We need to use good man as role models to show that it is masculine to love and care for women
Prof. Shiela Tlou, UNAIDS Regional Director for Eastern and Southern Africa
Young women are particularly vulnerable to HIV, accounting for 64% of infections among young people worldwide. In sub-Saharan Africa, young women make about 70% of young people living with HIV.
Dr Specioza was joined by Dr Fatma Mrisho, Chair of the Taskforce and Executive Chairperson of the Tanzanian AIDS Commission, Dr Elhadj As Sy, UNICEF Regional Director for Eastern and Southern Africa, Prof Shiela Tlou, UNAIDS Director, Regional Support Team for Eastern and Southern Africa, Ms Louis Chingandu, Executive Director of SAfAIDS, Hon Naomi Shaban Minister of Gender of Kenya and Hon Thandi Shongwe Senator and Member of Parliament of Swaziland.
The Taskforce members outlined the directions the group will follow to empower women as well as to hold governments accountable to ensure positive policy development and implementation of legal environments to protect women and girls.
“Many countries have legal support systems in place.
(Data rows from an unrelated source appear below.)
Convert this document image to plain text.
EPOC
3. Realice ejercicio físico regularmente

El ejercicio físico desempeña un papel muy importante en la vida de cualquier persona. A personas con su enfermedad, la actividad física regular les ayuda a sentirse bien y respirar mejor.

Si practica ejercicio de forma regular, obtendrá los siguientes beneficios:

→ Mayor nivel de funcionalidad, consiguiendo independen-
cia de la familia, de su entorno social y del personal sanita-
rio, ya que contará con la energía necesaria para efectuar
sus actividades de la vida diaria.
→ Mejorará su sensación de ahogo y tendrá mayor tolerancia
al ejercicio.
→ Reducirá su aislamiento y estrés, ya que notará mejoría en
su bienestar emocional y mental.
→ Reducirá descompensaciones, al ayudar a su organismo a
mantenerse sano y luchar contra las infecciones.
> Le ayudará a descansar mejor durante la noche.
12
However, its implementation is difficult due to social pressure and archaic cultural laws,” said Senator Shongwe.
Participants outlined the need to engage political leadership to challenge harmful cultural norms and laws such as early marriage and wife inheritance. Equally important is the involvement of men and boys in the gender equality equation. “We know what we want,” said Minister Shaban. “But we have not educated men on what we want.”
Prof. Tlou added that, “We need to use good men as role models to show that it is masculine to love and care for women.”
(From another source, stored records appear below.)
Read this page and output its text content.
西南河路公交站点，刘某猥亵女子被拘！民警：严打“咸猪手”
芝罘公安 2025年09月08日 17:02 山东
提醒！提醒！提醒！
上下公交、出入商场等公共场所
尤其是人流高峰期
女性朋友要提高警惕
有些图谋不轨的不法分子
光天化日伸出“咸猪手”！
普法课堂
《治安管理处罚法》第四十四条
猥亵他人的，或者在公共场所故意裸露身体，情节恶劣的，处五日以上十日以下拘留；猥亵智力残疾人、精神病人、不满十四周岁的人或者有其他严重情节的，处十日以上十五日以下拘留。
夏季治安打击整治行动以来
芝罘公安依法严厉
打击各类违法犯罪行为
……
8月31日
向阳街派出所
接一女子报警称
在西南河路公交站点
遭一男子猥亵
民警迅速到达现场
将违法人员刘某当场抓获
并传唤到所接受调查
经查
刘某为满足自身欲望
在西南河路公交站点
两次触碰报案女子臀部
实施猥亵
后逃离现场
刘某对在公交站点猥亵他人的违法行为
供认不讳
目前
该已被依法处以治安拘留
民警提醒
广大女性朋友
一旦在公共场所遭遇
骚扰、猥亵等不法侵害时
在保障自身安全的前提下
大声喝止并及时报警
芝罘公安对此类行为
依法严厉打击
The Taskforce was first conceived at the Technical Meeting on Women, Girls, Gender Equality and HIV, which was jointly convened by the East African Community (EAC), the Common Market for Eastern and Southern Africa (COMESA), the Southern African Development Community (SADC) and UNAIDS.
The meeting, held in Windhoek, Namibia in April 2011, brought together government and civil society representatives from Comoros, Ethiopia, Kenya, Malawi, Rwanda, Swaziland, Tanzania, Uganda and Zambia and Regional Directors from UNAIDS, UNICEF, UNFPA and UN Women.